I’m proud of you for getting out.
Since you’ve been doing it for couple years,
Maybe you can expand.
Have you thought about what you want to do next?
Yes, i go out now for a few, i go to my hairdresser, i go to the supermarkets sometimes, i talk to some strangers outside etc… The problem is that i still feel sick… I want the stability now, cause i didnt knew it for 30 years… Idk what kind of sz is that…
My intellect is oppressed from the illness said my ex pdoc… I was also once diagnosed with bpd too, but this can be wrong…
Idk what i want next… Maybe i am anhedonic too… I want my mental stability next… with no fear, neither conversion disorder or at least been to their minimum… Idk what next, i can make mistakes if i plan tbh, cause i really have crazy ideas still… I plan to try to become all love etc, just a more decent person too… I want to be more occupied one day, maybe a partner too… i just dont know yet… i am too much in the matrix, dear, i can do crazy things still if i only try lol…
The mental and physical health can be a goal too nope?..
I wouldnt have enjoyed nothing now much i think tbh… and as i said, i can go now against my real, true desires, only cause i experience chaos still… And i risk to regret what i can do now… idk if you understand my illness, its not very typical i guess…
Yeah, thats it… my mental and physical health are my goal now…
I wouldnt have enjoyed nothing much now i find, even if jesus will show to me lol
Is this understandable? I suffer way too much still and i believe, that the problem is me still…
Does somebody else here also thinks, that until their mind is not fixed, nothing will bring them joy or can work well for you?..
I say this, cause i was ill already since long, i was even outside before and i was unhappy as hell no matter, that i was active and surrounded by people… When you get psychosomatics, paranoia, not a proper thinking, i cant see how it can work…
Ok, i try to move too now, but i feel like i need to fix myself first in order to enjoy the life…
Maybe some of you here had real problems and you were better once it was fixed… But me, i find, that my problem is really in my head, cause i dont enjoy life still… My head is really not working lol, if you can understand this… They say, that the happiness is only in us, maybe its true, right?
She was diagnosed with schizophrenia in 1961 or 1962. Her ex husband Joe DiMaggio took her to a different hospital. Some people say she heard voices when she was young. Other people say she was bipolar.
Your illness won’t go away and you may not get better. You have to make a life despite where you’re at mentally. I always say, “If you’re waiting for the perfect time to make changes or be happy, you may be waiting forever.” I gotta follow my own advice, I’ll probably start the walking group in two weeks.
By the way, the theory that Marilyn Monroe was schizophrenic is just that: a theory.
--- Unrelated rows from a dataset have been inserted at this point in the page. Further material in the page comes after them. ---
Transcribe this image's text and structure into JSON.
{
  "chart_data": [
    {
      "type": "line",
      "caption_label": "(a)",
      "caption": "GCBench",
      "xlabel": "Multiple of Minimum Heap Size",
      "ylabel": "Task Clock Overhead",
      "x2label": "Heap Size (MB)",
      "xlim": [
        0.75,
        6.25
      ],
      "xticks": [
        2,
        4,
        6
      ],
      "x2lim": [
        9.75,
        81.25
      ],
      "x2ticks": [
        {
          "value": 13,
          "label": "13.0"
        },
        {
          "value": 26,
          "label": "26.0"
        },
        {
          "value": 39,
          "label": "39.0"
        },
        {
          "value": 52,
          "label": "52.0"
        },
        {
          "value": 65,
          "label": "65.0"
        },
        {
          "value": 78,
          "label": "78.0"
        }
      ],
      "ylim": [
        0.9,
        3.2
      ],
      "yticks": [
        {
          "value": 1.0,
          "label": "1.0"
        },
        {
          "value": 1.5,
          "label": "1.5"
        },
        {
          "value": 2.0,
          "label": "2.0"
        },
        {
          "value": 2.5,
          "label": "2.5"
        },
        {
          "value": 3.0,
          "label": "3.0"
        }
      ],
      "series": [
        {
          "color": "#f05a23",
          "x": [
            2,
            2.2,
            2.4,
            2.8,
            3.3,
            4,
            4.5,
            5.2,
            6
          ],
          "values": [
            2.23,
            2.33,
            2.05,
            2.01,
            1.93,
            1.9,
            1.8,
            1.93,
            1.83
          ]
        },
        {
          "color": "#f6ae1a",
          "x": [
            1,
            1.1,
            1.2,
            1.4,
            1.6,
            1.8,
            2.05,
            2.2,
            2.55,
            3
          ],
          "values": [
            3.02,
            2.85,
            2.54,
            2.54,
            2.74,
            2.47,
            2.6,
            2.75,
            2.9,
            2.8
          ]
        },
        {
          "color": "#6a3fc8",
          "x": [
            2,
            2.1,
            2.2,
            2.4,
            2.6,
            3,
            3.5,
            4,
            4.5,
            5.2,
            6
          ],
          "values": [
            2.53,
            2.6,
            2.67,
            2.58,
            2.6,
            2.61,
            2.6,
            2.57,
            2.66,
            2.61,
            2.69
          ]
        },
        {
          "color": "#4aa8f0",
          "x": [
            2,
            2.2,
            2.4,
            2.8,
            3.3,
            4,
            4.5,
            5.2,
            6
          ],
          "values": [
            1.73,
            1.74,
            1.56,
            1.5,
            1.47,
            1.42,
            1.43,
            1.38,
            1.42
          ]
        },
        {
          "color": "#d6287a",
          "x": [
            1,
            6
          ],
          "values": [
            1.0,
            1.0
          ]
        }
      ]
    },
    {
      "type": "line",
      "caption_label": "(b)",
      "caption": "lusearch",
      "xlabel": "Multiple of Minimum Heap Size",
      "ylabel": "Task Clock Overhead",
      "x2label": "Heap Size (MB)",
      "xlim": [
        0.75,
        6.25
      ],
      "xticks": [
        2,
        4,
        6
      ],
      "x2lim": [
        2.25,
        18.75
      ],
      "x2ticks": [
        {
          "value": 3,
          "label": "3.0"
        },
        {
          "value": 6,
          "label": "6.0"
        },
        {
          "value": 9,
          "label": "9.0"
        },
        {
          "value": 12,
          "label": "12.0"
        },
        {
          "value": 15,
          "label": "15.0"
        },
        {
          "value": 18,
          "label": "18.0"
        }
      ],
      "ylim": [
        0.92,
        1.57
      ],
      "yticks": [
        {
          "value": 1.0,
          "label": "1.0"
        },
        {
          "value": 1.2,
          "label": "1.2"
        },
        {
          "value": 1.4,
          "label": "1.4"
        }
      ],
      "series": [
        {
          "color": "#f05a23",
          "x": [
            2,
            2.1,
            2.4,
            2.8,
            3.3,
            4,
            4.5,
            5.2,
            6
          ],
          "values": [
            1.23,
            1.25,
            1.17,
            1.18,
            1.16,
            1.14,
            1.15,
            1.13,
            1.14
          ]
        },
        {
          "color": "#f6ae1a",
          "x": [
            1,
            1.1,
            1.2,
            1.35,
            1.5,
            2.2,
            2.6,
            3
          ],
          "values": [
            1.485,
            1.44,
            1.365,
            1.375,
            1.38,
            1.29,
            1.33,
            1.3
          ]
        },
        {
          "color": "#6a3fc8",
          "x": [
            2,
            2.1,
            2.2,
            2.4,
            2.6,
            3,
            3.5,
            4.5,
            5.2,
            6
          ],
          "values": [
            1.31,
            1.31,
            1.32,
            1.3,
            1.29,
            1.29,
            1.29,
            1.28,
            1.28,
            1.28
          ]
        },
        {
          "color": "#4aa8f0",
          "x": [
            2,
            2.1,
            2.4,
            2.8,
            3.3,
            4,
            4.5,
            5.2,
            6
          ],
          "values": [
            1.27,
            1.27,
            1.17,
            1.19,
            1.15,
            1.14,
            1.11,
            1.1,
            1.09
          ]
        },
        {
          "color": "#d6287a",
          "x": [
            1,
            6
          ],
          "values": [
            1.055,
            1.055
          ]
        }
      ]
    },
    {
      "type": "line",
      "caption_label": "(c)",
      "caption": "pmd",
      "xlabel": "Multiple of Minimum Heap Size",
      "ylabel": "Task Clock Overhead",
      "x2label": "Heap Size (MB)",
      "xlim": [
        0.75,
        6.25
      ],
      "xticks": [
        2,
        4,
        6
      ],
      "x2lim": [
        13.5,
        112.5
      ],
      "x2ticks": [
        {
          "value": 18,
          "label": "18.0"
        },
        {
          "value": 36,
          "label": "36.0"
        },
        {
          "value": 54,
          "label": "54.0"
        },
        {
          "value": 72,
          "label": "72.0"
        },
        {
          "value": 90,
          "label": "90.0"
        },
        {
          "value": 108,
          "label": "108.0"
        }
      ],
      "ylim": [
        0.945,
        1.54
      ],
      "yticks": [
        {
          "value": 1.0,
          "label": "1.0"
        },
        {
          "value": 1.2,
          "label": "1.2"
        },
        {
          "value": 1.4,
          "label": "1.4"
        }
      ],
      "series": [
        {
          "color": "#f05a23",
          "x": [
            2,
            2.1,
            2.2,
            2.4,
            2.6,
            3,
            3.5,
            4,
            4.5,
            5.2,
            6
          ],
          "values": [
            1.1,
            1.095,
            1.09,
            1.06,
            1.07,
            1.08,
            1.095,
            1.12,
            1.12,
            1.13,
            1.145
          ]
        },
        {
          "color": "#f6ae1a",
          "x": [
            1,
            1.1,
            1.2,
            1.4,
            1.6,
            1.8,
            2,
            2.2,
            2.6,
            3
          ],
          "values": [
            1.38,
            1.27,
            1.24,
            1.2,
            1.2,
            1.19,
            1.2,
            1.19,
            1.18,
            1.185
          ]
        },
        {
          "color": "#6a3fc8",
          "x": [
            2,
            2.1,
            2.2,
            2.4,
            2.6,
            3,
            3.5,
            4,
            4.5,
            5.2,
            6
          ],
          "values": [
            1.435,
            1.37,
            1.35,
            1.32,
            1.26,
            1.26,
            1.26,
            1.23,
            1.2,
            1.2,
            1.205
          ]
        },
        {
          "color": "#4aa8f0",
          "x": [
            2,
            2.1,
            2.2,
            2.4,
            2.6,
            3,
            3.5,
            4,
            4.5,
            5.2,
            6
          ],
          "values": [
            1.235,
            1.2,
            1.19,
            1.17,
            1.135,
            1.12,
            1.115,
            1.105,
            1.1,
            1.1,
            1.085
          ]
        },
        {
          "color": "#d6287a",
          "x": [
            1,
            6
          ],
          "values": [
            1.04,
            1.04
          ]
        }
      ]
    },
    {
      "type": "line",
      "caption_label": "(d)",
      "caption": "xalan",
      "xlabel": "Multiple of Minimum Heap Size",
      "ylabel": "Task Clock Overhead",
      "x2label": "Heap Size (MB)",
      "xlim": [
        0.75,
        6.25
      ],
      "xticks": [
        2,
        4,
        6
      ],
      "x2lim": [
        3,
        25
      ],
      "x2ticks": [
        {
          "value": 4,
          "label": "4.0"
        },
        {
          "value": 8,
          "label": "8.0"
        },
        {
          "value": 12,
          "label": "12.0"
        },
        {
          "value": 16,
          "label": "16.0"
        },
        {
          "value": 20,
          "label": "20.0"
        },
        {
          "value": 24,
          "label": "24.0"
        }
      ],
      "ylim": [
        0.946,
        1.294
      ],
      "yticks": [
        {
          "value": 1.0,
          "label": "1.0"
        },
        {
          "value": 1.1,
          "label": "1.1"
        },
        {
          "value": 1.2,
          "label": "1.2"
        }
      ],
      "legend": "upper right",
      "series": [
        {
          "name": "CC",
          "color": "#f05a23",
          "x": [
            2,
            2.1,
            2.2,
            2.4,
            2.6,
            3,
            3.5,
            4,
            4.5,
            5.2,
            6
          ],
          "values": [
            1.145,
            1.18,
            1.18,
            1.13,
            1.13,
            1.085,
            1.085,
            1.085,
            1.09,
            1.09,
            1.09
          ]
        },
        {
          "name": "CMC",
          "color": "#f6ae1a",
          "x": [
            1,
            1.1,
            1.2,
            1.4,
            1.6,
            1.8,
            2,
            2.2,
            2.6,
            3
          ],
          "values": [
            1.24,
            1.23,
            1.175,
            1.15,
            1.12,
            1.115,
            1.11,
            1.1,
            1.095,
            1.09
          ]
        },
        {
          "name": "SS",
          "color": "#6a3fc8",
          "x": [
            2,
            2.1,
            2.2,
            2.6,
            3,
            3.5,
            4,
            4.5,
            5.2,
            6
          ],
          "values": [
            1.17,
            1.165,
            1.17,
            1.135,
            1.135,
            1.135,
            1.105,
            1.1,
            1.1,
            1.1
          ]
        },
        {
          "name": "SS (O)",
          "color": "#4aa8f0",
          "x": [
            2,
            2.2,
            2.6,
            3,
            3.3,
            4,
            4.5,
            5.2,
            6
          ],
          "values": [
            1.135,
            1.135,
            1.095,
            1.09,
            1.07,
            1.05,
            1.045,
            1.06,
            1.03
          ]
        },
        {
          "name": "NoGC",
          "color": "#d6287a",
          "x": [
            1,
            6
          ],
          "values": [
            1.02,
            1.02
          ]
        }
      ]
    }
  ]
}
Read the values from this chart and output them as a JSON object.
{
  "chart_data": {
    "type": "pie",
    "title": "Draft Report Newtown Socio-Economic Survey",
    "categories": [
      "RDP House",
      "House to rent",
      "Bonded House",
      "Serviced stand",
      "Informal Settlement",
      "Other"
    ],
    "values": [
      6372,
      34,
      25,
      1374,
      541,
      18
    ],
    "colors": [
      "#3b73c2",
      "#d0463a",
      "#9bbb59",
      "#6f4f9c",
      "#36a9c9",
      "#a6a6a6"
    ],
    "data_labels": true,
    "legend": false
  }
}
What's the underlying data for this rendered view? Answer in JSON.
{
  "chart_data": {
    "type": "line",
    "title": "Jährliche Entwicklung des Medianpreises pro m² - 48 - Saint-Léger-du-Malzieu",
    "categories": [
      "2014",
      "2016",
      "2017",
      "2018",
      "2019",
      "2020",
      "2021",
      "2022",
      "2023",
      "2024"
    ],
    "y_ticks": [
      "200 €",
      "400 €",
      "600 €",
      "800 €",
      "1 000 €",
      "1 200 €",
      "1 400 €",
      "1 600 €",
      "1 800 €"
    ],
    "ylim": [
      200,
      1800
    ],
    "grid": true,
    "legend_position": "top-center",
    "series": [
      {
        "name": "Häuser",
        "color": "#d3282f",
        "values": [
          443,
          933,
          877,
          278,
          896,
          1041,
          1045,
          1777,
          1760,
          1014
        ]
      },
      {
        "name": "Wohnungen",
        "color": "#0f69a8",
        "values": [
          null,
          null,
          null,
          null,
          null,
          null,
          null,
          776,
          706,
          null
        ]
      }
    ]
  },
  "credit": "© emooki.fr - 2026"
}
She had mental problems for sure but was probably not psychotic.
Many people have good proof that it is not her in the famous 1940’s Marilyn Monroe “stag film”.
I’d really like to see this “good proof” as I remember this event in real time.in
(It being confirmed and sold)
How to live though in my current state, when i dont know even what do i want, nick?
I dont even know still which partner i like or i need… To stay because of that alone? I am anhedonic, confused, without a built up self, paranoid… How to even try to live, when i risk just to make mistakes???
Idk, i really should get a little bit better… I cant be a guy with now for example, cause i dont even know who i like, but i need such things too, nope? …
Didn’t you say you have friends? Why not keep busy with them? @Anna1
My friends help me forget I have sz.